If we didn’t have free will, what would it feel like?
What sorts of feelings-like would give us the impression of not having free will?
Of course the answer to the first might turn out to be “exactly like we feel now, since in fact we don’t have free will” or “exactly like we feel now, since having or not having free will, as such, makes no difference to what it’s like to be us”.
I only care about answerable questions, and the first one isn’t without first defining free will. The second one is about subjective experiences, and so is perfectly answerable.
Your question seems ambiguous between these two:
If we didn’t have free will, what would it feel like?
What sorts of feelings-like would give us the impression of not having free will?
Of course the answer to the first might turn out to be “exactly like we feel now, since in fact we don’t have free will” or “exactly like we feel now, since having or not having free will, as such, makes no difference to what it’s like to be us”.

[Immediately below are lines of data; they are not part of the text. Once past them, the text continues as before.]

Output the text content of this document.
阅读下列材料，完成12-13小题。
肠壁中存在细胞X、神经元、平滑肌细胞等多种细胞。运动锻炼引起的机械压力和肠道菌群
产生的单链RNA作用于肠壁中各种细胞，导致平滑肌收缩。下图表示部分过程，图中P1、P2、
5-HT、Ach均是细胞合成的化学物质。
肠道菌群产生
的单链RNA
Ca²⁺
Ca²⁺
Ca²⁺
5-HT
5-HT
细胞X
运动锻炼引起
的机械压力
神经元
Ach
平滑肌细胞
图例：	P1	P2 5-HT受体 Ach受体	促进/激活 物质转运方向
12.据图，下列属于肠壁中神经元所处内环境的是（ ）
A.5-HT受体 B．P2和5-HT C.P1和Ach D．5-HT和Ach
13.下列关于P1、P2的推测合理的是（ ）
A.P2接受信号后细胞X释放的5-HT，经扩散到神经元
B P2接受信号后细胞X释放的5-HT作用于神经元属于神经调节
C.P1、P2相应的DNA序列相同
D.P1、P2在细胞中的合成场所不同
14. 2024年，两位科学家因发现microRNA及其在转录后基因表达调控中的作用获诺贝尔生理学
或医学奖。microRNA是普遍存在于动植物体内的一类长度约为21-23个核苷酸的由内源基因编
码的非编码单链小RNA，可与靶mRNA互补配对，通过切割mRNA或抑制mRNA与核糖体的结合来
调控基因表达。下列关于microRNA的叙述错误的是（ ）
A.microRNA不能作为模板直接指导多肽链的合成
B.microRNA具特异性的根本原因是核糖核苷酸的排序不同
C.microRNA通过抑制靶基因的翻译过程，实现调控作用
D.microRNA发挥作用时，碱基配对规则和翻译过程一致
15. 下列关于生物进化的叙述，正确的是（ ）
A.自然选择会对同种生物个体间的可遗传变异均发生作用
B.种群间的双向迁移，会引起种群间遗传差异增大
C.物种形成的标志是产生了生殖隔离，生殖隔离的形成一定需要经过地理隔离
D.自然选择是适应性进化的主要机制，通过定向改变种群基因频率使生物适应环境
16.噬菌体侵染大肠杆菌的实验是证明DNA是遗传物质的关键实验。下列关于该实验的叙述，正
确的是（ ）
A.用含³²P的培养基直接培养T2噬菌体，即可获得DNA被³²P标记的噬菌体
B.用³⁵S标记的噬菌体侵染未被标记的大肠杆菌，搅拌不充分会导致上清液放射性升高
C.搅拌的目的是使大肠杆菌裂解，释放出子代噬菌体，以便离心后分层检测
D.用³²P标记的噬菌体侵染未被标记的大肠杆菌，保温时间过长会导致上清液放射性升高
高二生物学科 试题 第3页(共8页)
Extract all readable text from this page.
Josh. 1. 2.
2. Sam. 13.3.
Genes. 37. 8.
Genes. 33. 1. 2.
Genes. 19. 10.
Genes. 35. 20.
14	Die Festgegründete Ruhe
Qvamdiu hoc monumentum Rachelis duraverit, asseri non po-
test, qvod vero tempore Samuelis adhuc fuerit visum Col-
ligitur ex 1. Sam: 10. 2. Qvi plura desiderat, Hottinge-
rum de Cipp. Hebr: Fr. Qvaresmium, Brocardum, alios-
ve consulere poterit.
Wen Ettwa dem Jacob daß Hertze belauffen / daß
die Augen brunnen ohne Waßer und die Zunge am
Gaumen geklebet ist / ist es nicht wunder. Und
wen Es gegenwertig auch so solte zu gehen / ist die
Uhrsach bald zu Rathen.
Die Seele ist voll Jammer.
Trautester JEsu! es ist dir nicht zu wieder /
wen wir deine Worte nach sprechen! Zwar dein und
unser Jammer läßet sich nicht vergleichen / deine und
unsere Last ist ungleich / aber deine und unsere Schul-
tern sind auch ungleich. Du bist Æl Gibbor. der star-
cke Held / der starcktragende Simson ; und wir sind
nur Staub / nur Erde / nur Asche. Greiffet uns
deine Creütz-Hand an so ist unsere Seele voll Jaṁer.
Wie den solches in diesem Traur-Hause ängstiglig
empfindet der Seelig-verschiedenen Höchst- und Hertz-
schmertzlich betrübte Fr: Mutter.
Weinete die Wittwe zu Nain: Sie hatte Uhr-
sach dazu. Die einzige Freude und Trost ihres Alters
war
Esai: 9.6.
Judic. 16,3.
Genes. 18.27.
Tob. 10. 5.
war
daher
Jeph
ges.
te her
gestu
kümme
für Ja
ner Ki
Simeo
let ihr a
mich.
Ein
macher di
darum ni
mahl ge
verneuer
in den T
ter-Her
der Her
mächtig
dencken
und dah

I only care about answerable questions, and the first one isn’t without first defining free will. The second one is about subjective experiences, and so is perfectly answerable.
Understood and (on the whole) agreed. But I think the question, as phrased, is liable to suggest the first at least as much as the second.
Datapoint: I first interpreted it as #1, as gjm suggests.
(And I failed to notice my confusion when the example answers didn’t seem to match up well with the question. That irritates me.)